Keeping your data organised¶
Introduction¶
Command line bioinformatics has a much more restricted interface to your data and directory tree, and learning all of the different software and commands can take so much energy that keeping organised gets forgotten. However, lots of different files get created as you work through a bioinformatic pipeline, and keeping these organised is very very important. This is most crucial when you want to backtrack in your pipeline and try an alternative approach, or you need to track down the cause of an error or a major shift in your data structure.
To this end, we strongly recommend two useful tips:
- Keep a very clear and consistent naming convention and directory tree
- Keep a well organised record of the final commands you use
Naming conventions¶
If you make sure your files are clearly named using a consistent convention, you will save yourself so much time. It might be easy to keep track of an arbitrary naming system during a day’s work, but come back to it after the weekend or when your advisor suggests doing something differently a month later and you’ll be lost!
There are lots of ways of naming directories and files, this is our method which isn’t necessarily the best but works well for use. Hopefully this will help you think of the best method for you. Remember that Linux always sorts files alphabetically when you list the contents of a directory.
Our method¶
Each pipeline is in its own directory, named clearly with the pipeline name and a date (in ISO format, i.e. 2020-12-25, for easier sorting)
Each pipeline directory contains a commands.txt
file that lists the commands used to generate the files in that directory (see below)
When a step draws on or creates multiple files that should be treated as a group, these are always in their own directory and that directory is treated as if it’s a complete file for naming purposes. The files within successive directories never change their names unless they are split up or merged together.
Each file or directory of files is named using a serial number at the beginning of the file, which increments for each step that modifies the composition or format of the data at that step.
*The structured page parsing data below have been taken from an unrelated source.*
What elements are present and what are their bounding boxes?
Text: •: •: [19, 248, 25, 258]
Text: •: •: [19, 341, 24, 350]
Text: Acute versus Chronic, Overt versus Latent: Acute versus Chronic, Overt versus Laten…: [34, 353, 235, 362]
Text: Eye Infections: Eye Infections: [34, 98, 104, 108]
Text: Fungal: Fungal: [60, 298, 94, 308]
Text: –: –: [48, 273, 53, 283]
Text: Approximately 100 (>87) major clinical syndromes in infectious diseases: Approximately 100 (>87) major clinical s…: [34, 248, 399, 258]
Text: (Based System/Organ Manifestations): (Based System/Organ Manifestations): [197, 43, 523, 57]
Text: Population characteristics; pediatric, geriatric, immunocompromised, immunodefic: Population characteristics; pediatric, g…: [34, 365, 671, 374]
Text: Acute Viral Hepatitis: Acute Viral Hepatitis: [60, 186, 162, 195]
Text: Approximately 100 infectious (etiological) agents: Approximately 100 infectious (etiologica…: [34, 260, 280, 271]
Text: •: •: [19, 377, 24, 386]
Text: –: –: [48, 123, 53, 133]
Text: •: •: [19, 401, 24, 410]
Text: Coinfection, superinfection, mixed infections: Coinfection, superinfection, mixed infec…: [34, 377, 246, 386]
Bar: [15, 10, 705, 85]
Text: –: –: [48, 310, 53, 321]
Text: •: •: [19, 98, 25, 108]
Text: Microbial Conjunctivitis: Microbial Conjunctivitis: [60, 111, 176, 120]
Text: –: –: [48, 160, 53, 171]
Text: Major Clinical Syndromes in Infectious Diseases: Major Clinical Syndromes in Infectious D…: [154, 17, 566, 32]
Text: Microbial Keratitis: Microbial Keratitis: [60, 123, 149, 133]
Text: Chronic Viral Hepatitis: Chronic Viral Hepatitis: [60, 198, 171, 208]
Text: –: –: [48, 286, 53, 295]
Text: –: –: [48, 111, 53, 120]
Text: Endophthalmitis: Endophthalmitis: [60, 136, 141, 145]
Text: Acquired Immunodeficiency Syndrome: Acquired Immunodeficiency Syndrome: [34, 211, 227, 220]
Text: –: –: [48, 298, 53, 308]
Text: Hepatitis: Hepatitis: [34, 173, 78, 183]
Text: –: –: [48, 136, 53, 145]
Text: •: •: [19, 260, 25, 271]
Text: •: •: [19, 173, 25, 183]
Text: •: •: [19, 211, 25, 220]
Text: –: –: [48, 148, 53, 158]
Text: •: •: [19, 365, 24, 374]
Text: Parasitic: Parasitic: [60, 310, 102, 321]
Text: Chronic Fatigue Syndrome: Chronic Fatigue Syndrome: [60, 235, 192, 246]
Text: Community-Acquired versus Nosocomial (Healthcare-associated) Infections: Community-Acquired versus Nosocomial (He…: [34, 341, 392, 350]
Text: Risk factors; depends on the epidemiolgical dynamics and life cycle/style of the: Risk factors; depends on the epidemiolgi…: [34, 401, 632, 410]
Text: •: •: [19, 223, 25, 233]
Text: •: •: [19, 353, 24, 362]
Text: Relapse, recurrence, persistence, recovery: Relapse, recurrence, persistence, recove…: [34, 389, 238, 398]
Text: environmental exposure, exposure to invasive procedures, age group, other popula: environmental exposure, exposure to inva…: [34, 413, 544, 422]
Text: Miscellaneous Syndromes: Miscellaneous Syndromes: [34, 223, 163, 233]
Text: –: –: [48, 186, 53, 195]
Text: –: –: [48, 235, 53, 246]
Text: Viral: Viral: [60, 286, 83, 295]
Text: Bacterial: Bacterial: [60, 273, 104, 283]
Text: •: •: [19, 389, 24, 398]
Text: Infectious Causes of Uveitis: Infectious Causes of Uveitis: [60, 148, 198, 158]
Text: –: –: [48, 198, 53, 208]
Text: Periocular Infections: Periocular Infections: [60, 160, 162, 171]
So, for example, the starting example data is a set of FASTQ files with the name of the sequencing library. These are placed in a directory called 0_rawsequences/
. When these are demultiplexed, we call the output directory 1_demux/
to show that this is the next set of data in order, and that the step used to produce them was demultiplexing.
Note that 11
comes before 2
in alphabetical sorting, so if you expect to have more than 10 stages you may want to use 00
, 01
, etc for successive stages, or use the first number for major versions and the second number for minor versions.
Command records¶
As you work through a bioinformatics pipeline, you will try out lots of different commands and in between major steps perhaps carry out some reorganisation of your data or renaming. It is really useful to keep a record of your “final” commands for each step, absent any test runs, so that in theory you can completely rerun your entire pipeline from the beginning just by copy-and-pasting your list of “final” commands. This is really helpful to record your methodology, and to easily implement tweaks or changes to your pipeline - you can simply create a new commands file, create a new directory for the altered pipeline, copy across your starting data, then run your altered commands.